Epidemias globais sempre estiveram presentes na história do cinema – desde os anos 20 – que como arte, não só imita, mas cria realidades. Com o primário na classe zumbiresco, The Bad (1920), inaugura-se uma nova maneira de fazer arte nos palcos e nas salas de cinema, como uma válvula de escape que libera as angústias reprimidas das guerras e seus resultados em formas de humanos transformados – zumbis. Em diálogo com os primórdios dos zumbis de Hollywood, Guerra Mundial Z – mesmo que com suas contradições de filmagens e roteiro devido às brigas entre elenco e produção – inova na temática que traz os mortos à vida. Já não são zumbis sedentários que caminham lentamente. A produção herda a audição apurada por parte dos zumbis dos demais filmes – teria o compositor da trilha do filme, Marco Beltrami, parte nisso? – mas caracteriza a nova casta, já antiga no cenário hollywoodiano, como ágeis e ativos na colonização de sua espécie, lembrando então Extermínio e Morada dos Mortos que trazem zumbis ágeis. Provavelmente, se fosse o caso de você ser mordido quando iniciou a ler essa resenha, já integraria a massa que faz o governo Norte Americano e a Organização das Nações Unidades, no filme, perderem o controle da situação por não saberem como posicionar-se diante de uma pandemia desconhecida. (Qualquer semelhança com a atualidade política brasileira é mera coincidência). Esse descontrole é a tensão que embasa toda a história do filme, que procura descobrir as origens e as curas para o mal que oprime a todos. A guerra biológica se instaura como processo de opressão, rememorando os primeiros anos da América aos olhos da Europa – o detalhe é que a opressão inverteu seus sujeitos. A sétima arte nos permite essa inversão de papéis.

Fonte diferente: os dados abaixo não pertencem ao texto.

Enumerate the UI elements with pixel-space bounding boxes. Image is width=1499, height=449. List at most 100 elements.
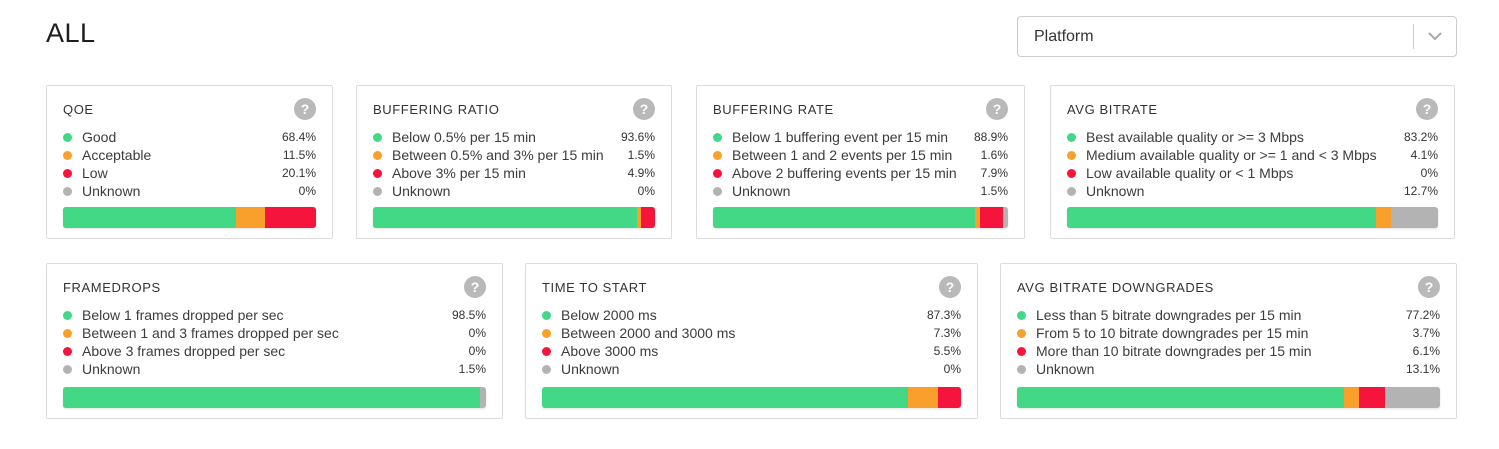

A nova guerra mundial traz a temática de “onde ocorreu” o surgimento de espécies como o clímax da narrativa. Não respondendo à pergunta que propõe para nortear a composição narrativa do filme, Marc Forster, em sua adaptação para as telinhas, encontra no antídoto do problema de “como sobreviver”, os melhores momentos do filme. Sem saber o motivo para o aparecimento dos zumbis, uma equipe de pesquisadores vai, de país em país – a faixa de gaza, talvez por um grande acaso, está na lista de território visitado – à procura de vestígios que expliquem o que levar à transformação e a criação de uma classe não reconhecida até então. Cabe a pergunta: o enredo tem a pretensão de movimentar novamente as salas de exibições com uma possível continuação ou o “I always want more” é a proposta de Marc Forester? Ou, mesmo, nenhuma das duas?
Ah, talvez a diferença desse para os demais seja que traz Brad Pitt como estrela principal, mas isso nem é a melhor coisa do filme.